IV. Maddi Delillerle Doğruluğun Önemi
Modern psikoloji ve sosyoloji çalışmaları da doğruluğun bireysel ve toplumsal etkilerini ortaya koymuştur. Yapılan bir deneyde, bireylerin küçük yalanlar söylediklerinde bile beyinlerinde stres hormonu olan kortizol seviyesinin yükseldiği, uzun vadede ise yalan söyleyen bireylerde empati duygusunun azaldığı görülmüştür.

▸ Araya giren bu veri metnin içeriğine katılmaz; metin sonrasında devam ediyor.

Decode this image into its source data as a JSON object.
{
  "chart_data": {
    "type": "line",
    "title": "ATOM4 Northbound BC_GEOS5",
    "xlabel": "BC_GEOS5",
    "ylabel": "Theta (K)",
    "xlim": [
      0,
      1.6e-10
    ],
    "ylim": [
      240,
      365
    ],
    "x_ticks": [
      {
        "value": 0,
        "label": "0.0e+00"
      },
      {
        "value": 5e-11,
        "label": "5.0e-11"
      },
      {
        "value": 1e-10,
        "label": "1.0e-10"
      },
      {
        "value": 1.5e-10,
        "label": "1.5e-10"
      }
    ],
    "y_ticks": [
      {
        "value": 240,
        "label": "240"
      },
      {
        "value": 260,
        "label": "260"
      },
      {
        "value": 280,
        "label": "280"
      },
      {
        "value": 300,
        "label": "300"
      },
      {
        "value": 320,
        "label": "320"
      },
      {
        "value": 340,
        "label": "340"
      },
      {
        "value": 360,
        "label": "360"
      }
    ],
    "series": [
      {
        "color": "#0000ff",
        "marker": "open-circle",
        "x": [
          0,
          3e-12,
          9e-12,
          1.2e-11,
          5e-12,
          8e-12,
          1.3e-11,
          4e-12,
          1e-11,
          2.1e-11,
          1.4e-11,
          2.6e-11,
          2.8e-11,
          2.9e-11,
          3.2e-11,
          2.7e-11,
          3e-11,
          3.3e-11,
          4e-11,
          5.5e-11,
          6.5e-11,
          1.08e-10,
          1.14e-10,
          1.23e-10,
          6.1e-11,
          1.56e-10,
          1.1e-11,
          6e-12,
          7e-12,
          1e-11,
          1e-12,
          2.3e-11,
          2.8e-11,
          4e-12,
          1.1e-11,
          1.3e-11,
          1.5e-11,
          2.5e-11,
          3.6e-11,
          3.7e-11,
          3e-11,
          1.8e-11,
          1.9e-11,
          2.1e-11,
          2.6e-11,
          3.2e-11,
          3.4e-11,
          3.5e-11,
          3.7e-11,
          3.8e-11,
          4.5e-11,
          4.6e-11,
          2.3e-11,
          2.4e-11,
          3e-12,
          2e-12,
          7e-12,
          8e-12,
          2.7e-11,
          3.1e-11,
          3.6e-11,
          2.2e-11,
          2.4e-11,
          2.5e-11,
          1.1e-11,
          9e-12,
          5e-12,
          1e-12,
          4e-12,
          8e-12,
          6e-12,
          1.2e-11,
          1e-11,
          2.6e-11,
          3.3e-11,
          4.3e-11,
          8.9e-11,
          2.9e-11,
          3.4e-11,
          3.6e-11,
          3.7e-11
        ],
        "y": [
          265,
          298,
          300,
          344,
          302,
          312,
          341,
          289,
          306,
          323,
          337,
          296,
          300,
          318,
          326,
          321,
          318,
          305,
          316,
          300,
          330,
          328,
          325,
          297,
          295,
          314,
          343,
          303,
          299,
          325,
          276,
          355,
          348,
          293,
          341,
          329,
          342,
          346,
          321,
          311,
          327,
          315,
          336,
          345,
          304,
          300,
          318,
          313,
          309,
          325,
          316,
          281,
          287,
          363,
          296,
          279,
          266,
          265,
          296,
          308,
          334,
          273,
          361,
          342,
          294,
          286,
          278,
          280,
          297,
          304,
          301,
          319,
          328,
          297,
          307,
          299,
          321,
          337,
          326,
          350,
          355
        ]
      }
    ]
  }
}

Toplumsal düzlemde ise, dürüstlüğün yüksek olduğu ülkelerde hem ekonomik refahın hem de toplumsal güvenin arttığı bilinmektedir. Doğruluk ilkelerine sıkı sıkıya bağlı toplumlarda eğitim seviyesi yüksek, yaşam kalitesi daha dengelidir.
Bu veriler, doğruluğun sadece bireysel değil; aynı zamanda toplumsal ve kültürel bir gereklilik olduğunu ortaya koymaktadır.
V. Yörük Hikmetinden Bir Örnek
Bir zamanlar, Torosların eteklerinde yaşayan bir Yörük obasında, genç bir çoban vardı. Obanın beyi, keçilerden biri kaybolduğunda bu çobana sitem etti. Genç çoban, “Ben sabah saydım, eksik yoktu. Belki dağa kaçmıştır” dedi. Ancak oba beyinin oğlu gizlice keçiyi kesip dağda arkadaşlarıyla yemişti. Çoban, suçu üstlenmedi. Bey öfkeyle onu kovdu.
Aylar sonra, oğlan hastalanıp yatakta yattığında yaptığını itiraf etti. Bey, gerçeği duyunca çok pişman oldu. Çobanın peşine düşüp buldu ve onu baş çoban yaptı. Oba halkı da şunu söyledi:
“Doğru diken gibidir, elini kanatır ama yüreği kurtarır.”
Sonuç: Doğruya Sarılmak, Karanlıkta Işığa Sarılmaktır
Doğrular, çoğu zaman acıdır ama şifadır. Yalanlar tatlıdır ama zehirlidir. Yörük kültürü, bu ikisini ayırt etme bilincini kuşaktan kuşağa aktarmıştır. Bugün, bu mirası taşımak bizim elimizdedir. Doğruya inanmak, onu dile getirmek ve yaşamak; bir insanlık meselesidir.
Çünkü bir toplumda herkes yalanla idare etmeye başlarsa, sonunda hakikat unutulur. Ama bir kişi, tek başına bile olsa doğruyu söylemeye devam ederse; işte o zaman umut başlar.